CS 194-26: Image Manipulation and Computational Photography, Fall 2017

Project 1: Images of the Russian Empire

Xin Yu Tan, cs194-26-aee

Overview

Sergei Mikhailovich Prokudin-Gorskii was Russian photographer who took separate red-, green-, and blue-filtered images of different locations around the world. These red, blue, and green prints have been stored in the Library of Congress, and we can post process them to a compute a single RGB image from the three separate channels.

The approach I used to align the red, green, and blue channels was to compute the normalized cross coefficient. Given im1 and im2 representing two channels of the same image as vectors in R^n, the normalized cross coefficient is defined as:

im1/norm(im1) • im2/norm(im2), where • is the vector dot product

Images that receive a higher NCC value are better aligned. Therefore, we can separately perturb the red and green channels by shifting to different values in a 30x30 grid and computing which shifted version of the red and green channels have a higher NCC value as compared to the blue channel. The shifted versions of the red and green channels that have the highest NCC are then stacked with blue channel to form an RGB image.

For images that are much larger, it is more efficient to find the best translational shift on each layer of an image pyramid for the red, green, and blue channels. We repeatedly scale images to 1/2 size until the image is no smaller than 64x64 pixels. We then find the best translation shift of this low resolution image and apply an appropriate shift to the original image. (For example, if the image was scaled down by a factor of 8, then we would want to apply 8 times the best translation shift of the lower resolution image back to the full size image.) We then continue with an image no smaller than 128x128, 256x256, etc. until we reach the original sized image. This way we can compute the NCC for a much larger range of translational shifts in a relatively fast manner.

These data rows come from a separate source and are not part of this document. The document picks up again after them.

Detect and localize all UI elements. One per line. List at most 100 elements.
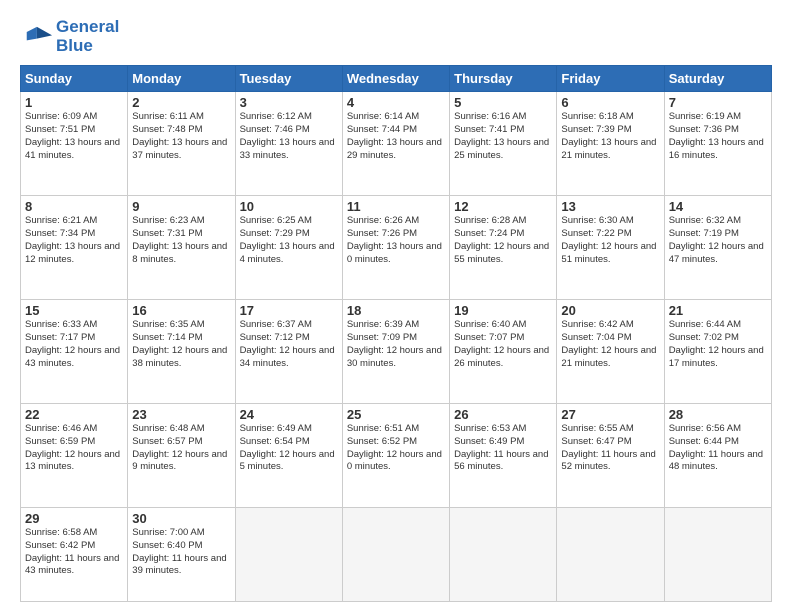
table-row: 11Sunrise: 6:26 AMSunset: 7:26 PMDayligh… xyxy=(342,196,449,300)
table-row xyxy=(450,507,557,601)
day-info: Sunrise: 6:11 AMSunset: 7:48 PMDaylight:… xyxy=(132,111,230,162)
day-number: 17 xyxy=(240,303,338,318)
col-sunday: Sunday xyxy=(21,66,128,92)
day-number: 3 xyxy=(240,95,338,110)
day-info: Sunrise: 6:37 AMSunset: 7:12 PMDaylight:… xyxy=(240,319,338,370)
col-tuesday: Tuesday xyxy=(235,66,342,92)
day-number: 14 xyxy=(669,199,767,214)
table-row: 9Sunrise: 6:23 AMSunset: 7:31 PMDaylight… xyxy=(128,196,235,300)
day-number: 27 xyxy=(561,407,659,422)
table-row: 22Sunrise: 6:46 AMSunset: 6:59 PMDayligh… xyxy=(21,404,128,508)
day-number: 9 xyxy=(132,199,230,214)
day-info: Sunrise: 6:26 AMSunset: 7:26 PMDaylight:… xyxy=(347,215,445,266)
day-info: Sunrise: 6:25 AMSunset: 7:29 PMDaylight:… xyxy=(240,215,338,266)
table-row: 16Sunrise: 6:35 AMSunset: 7:14 PMDayligh… xyxy=(128,300,235,404)
table-row: 15Sunrise: 6:33 AMSunset: 7:17 PMDayligh… xyxy=(21,300,128,404)
col-thursday: Thursday xyxy=(450,66,557,92)
day-number: 10 xyxy=(240,199,338,214)
day-number: 18 xyxy=(347,303,445,318)
day-number: 30 xyxy=(132,511,230,526)
day-number: 25 xyxy=(347,407,445,422)
day-number: 28 xyxy=(669,407,767,422)
col-monday: Monday xyxy=(128,66,235,92)
day-number: 15 xyxy=(25,303,123,318)
table-row: 4Sunrise: 6:14 AMSunset: 7:44 PMDaylight… xyxy=(342,92,449,196)
day-number: 2 xyxy=(132,95,230,110)
day-info: Sunrise: 6:39 AMSunset: 7:09 PMDaylight:… xyxy=(347,319,445,370)
table-row: 10Sunrise: 6:25 AMSunset: 7:29 PMDayligh… xyxy=(235,196,342,300)
day-number: 1 xyxy=(25,95,123,110)
table-row xyxy=(235,507,342,601)
table-row xyxy=(557,507,664,601)
day-number: 24 xyxy=(240,407,338,422)
logo: General Blue xyxy=(20,18,119,55)
day-number: 8 xyxy=(25,199,123,214)
table-row: 25Sunrise: 6:51 AMSunset: 6:52 PMDayligh… xyxy=(342,404,449,508)
table-row: 23Sunrise: 6:48 AMSunset: 6:57 PMDayligh… xyxy=(128,404,235,508)
day-info: Sunrise: 6:53 AMSunset: 6:49 PMDaylight:… xyxy=(454,423,552,474)
col-wednesday: Wednesday xyxy=(342,66,449,92)
table-row: 24Sunrise: 6:49 AMSunset: 6:54 PMDayligh… xyxy=(235,404,342,508)
table-row: 8Sunrise: 6:21 AMSunset: 7:34 PMDaylight… xyxy=(21,196,128,300)
table-row: 13Sunrise: 6:30 AMSunset: 7:22 PMDayligh… xyxy=(557,196,664,300)
page: General Blue Sunday Monday Tuesday Wedne… xyxy=(0,0,792,612)
day-info: Sunrise: 6:09 AMSunset: 7:51 PMDaylight:… xyxy=(25,111,123,162)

The main challenge I faced was computing the NCC including the outer parts of red, green, and blue channels. In the naive implementation on small images, I had cropped the image by 15 pixels on each side and that worked well to discount the distortions at the edges of the images (which arise because the images were recorded on physical material whose quality decayed over the passage of time). However, I used this same 15 pixel cropping for the larger images; however, that didn't fully remove the edge distortions. What worked well was removing 10% of pixels on each side of the image instead.